5. Safety advantages?
Extrapyramidal reactions (EPS): An advantage of clozapine over classical antipsychotics is that it rarely triggers EPS.
Delayed dyskinesia (TD): Clozapine almost never causes TD; in addition, patients with TD may even benefit from clozapine treatment: it can reverse the symptoms of dyskinesia caused by classical antipsychotics.
6. What is the safety in pregnancy/lactation?
Clozapine is the only commonly used antipsychotic with a safety rating of B for pregnancy. Animal studies are not always predictive in humans, and there are not enough human studies with good control settings. Therefore, weighing the pros and cons of using clozapine remains necessary. Patients who are pregnant or about to become pregnant should discuss this topic with their physician. Some patients may relapse after discontinuation of the medication and may need to be re-dosed or switched to another medication.
Mothers who are breastfeeding should not take clozapine because small amounts of the drug may pass into the fetus through breast milk. If discontinuation of the drug is not practical, then the patient should not begin breastfeeding, and breastfeeding that has begun should be interrupted.
7. What substances should be used with caution in combination?
Clozapine may interact or act synergistically with a number of drugs, which in turn may lead to altered blood levels and adverse consequences.
Carbamazepine: This drug, like other drugs that may cause leukopenia, should not be used in combination with clozapine as it may increase the risk of granulocyte deficiency. In addition, carbamazepine can significantly reduce the blood concentration of clozapine, affecting its efficacy.

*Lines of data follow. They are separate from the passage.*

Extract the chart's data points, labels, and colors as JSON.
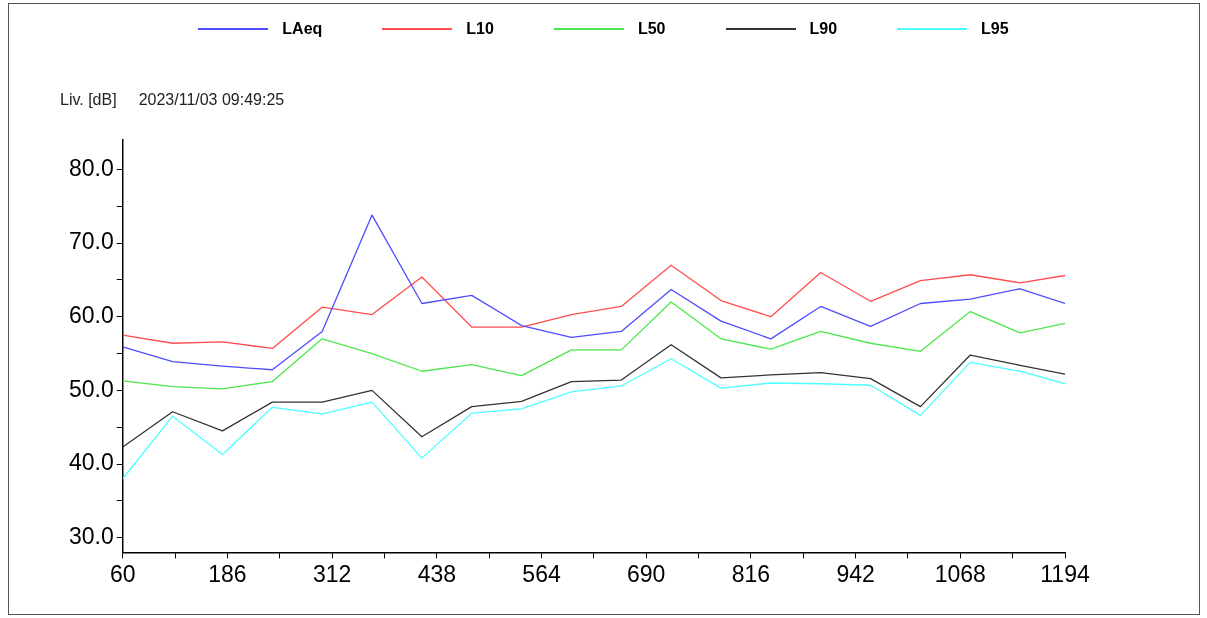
{
  "chart_data": {
    "type": "line",
    "subtitle": "2023/11/03 09:49:25",
    "ylabel": "Liv. [dB]",
    "x": [
      60,
      120,
      180,
      240,
      300,
      360,
      420,
      480,
      540,
      600,
      660,
      720,
      780,
      840,
      900,
      960,
      1020,
      1080,
      1140,
      1194
    ],
    "xlim": [
      60,
      1194
    ],
    "xticks": [
      60,
      {
        "value": 123,
        "label": null
      },
      186,
      {
        "value": 249,
        "label": null
      },
      312,
      {
        "value": 375,
        "label": null
      },
      438,
      {
        "value": 501,
        "label": null
      },
      564,
      {
        "value": 627,
        "label": null
      },
      690,
      {
        "value": 753,
        "label": null
      },
      816,
      {
        "value": 879,
        "label": null
      },
      942,
      {
        "value": 1005,
        "label": null
      },
      1068,
      {
        "value": 1131,
        "label": null
      },
      1194
    ],
    "ylim": [
      28,
      84
    ],
    "yticks": [
      {
        "value": 30,
        "label": "30.0"
      },
      {
        "value": 35,
        "label": null
      },
      {
        "value": 40,
        "label": "40.0"
      },
      {
        "value": 45,
        "label": null
      },
      {
        "value": 50,
        "label": "50.0"
      },
      {
        "value": 55,
        "label": null
      },
      {
        "value": 60,
        "label": "60.0"
      },
      {
        "value": 65,
        "label": null
      },
      {
        "value": 70,
        "label": "70.0"
      },
      {
        "value": 75,
        "label": null
      },
      {
        "value": 80,
        "label": "80.0"
      }
    ],
    "grid": false,
    "legend": "top",
    "marker": "none",
    "line_style": "solid",
    "series": [
      {
        "name": "LAeq",
        "color": "#4d4dff",
        "values": [
          55.9,
          53.9,
          53.3,
          52.8,
          58.0,
          73.8,
          61.8,
          62.9,
          58.8,
          57.2,
          58.0,
          63.7,
          59.4,
          57.0,
          61.4,
          58.7,
          61.8,
          62.4,
          63.8,
          61.8
        ]
      },
      {
        "name": "L10",
        "color": "#ff4d4d",
        "values": [
          57.5,
          56.4,
          56.6,
          55.7,
          61.3,
          60.3,
          65.4,
          58.6,
          58.6,
          60.3,
          61.4,
          67.0,
          62.2,
          60.0,
          66.0,
          62.1,
          64.9,
          65.7,
          64.6,
          65.6
        ]
      },
      {
        "name": "L50",
        "color": "#4de64d",
        "values": [
          51.3,
          50.5,
          50.2,
          51.2,
          57.0,
          55.0,
          52.6,
          53.5,
          52.0,
          55.5,
          55.5,
          62.0,
          57.0,
          55.6,
          58.0,
          56.4,
          55.3,
          60.7,
          57.8,
          59.1
        ]
      },
      {
        "name": "L90",
        "color": "#333333",
        "values": [
          42.3,
          47.1,
          44.5,
          48.4,
          48.4,
          50.0,
          43.7,
          47.8,
          48.5,
          51.2,
          51.4,
          56.2,
          51.7,
          52.1,
          52.4,
          51.6,
          47.8,
          54.8,
          53.4,
          52.2
        ]
      },
      {
        "name": "L95",
        "color": "#4dffff",
        "values": [
          38.0,
          46.5,
          41.3,
          47.7,
          46.8,
          48.4,
          40.8,
          46.9,
          47.5,
          49.8,
          50.6,
          54.3,
          50.3,
          51.0,
          50.9,
          50.7,
          46.6,
          53.8,
          52.6,
          50.9
        ]
      }
    ]
  }
}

Antihypertensive drugs: The risk of upright hypotension may be increased when clozapine is used in combination with antihypertensive drugs;
Antihistamines, sedatives, narcotic analgesics: Central depressant effects may be superimposed and sedative symptoms may be exacerbated, impairing patient function;
SSRIs: fluoxetine, citalopram, fluvoxamine, sertraline, paroxetine may increase the blood concentration of clozapine, which may have enhanced efficacy and side effects. When starting or stopping SSRIs, the dose of clozapine may need to be adjusted accordingly.
Caffeine: Caffeine in coffee, cola, and over-the-counter medications may increase the blood levels of clozapine, thereby increasing the risk of side effects. If these interactions are suspected, caffeine should be avoided.
Ethanol: Alcohol should be avoided with clozapine because it may impair thinking, judgment and coordination.
Tobacco: Polycyclic aromatic hydrocarbons are hepatic enzyme inducers, which can accelerate the metabolism of clozapine and reduce the blood concentration.
8.Overdose safety?
Symptoms of clozapine overdose include confusion, profuse salivation, hypotension, cardiac arrhythmia and convulsions, the regression of which depends on the dose of the drug being digested and the drug combination. Clozapine has a strong anticholinergic effect and patients may experience diarrhea, elevated body temperature, dilated pupils, increased heart rate, delirium, hallucinations, and respiratory failure.
Any suspected drug overdose should be considered an emergency, including clozapine. In addition, attempts should be made to obtain the patient’s leftover drug package to estimate the dose taken by the patient.
9. What should I do if I miss a dose?
If it is early for the next dose, the dose should be made up as soon as possible after the missed dose is realized;
If it is close to the next dosing time, skip the current dose and continue to take the medication routinely. Do not take a “double” dose.